The Memory of W.T. Stead2009-2013

Photo: Courtesy Lundahl & Seitl

The Memory of W.T. Stead, Steinway & Sons W1 London
25 March - 6 April 2013
Produced by Nomad, London and supported by Mont Blanc and Arts Council England
Assistant Director: Rachel Alexander
Collaborators: Laura Hemming-Lowe, Sara Lindström, Genevieve Maxwell, Colin McLean, Lucía Montero, Pia Nordin

I lay my ten fingers on the keyboard and imagine music. My fingers copy this mental image as I press the keys… The anatomical reality of my hands and the configuration of the piano keyboard have transformed my imaginary constructs.” György Sándor Ligeti (1923-2006)

In a darkened room, a single light source illuminates a pair of hands poised over a piano keyboard, about to play Ligeti’s Étude, Pour Irina. Nearby six people sat at grand pianos are about to embark alone on a psycho-acoustic journey, guided by unseen hands. In this strange intimate work – created for the London showroom of legendary piano-maker Steinway & Sons – the viewer becomes the protagonist, immersed in a synaesthetic narrative of memory, perception and timelessness.

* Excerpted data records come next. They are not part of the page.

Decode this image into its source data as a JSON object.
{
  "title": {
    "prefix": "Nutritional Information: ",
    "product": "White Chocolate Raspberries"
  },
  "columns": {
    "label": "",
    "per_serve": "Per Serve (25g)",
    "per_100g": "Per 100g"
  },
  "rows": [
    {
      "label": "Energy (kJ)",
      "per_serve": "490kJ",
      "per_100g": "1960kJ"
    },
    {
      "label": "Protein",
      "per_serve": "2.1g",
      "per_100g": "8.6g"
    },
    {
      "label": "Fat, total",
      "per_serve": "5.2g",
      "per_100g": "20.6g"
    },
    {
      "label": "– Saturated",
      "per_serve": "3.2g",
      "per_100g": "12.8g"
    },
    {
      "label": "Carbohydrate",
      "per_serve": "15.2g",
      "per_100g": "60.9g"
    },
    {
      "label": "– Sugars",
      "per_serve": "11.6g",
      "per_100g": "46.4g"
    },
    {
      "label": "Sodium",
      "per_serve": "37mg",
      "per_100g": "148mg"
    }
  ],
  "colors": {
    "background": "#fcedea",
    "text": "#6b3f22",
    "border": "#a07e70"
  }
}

Artists Lundahl & Seitl and experimental pianist Cassie Yukawa’s explorations in the structure of sound, feeling, movement and space have evolved into The Memory of W.T. Stead. The installation brings together Bach and the avant-garde Ligeti – composers who lived almost three hundred years apart – with allusions to the parapsychological musings of W.T. Stead, a journalist who foretold his own death on the Titanic.  The work manifests in the atmospheric Steinway & Sons piano showroom, workshops and rehearsal studios, in the evening, when the building is bereft of its craftsmen and sales people, and only a single pianist remains.

Critically acclaimed as a classical concert pianist, Cassie Yukawa has increasingly presented the work of contemporary composers and in 2009 collaborated on a work conceived by Lundahl & Seitl: Symphony of a Missing Room was a guided museum tour where the visitors depart on both a collective and intensely personal journey through the history of art. Via wireless headphones, a voice took visitors on an itinerary that traversed the physical and imaginary layers of architecture in the museum and its curatorial spaces.

* W.T Stead was an English journalist, who as a young man wrote about his own dramatic death on a transatlantic liner, shipwrecked without enough lifeboats. Twenty-seven years later he boarded the Titanic and became a protagonist within his own story.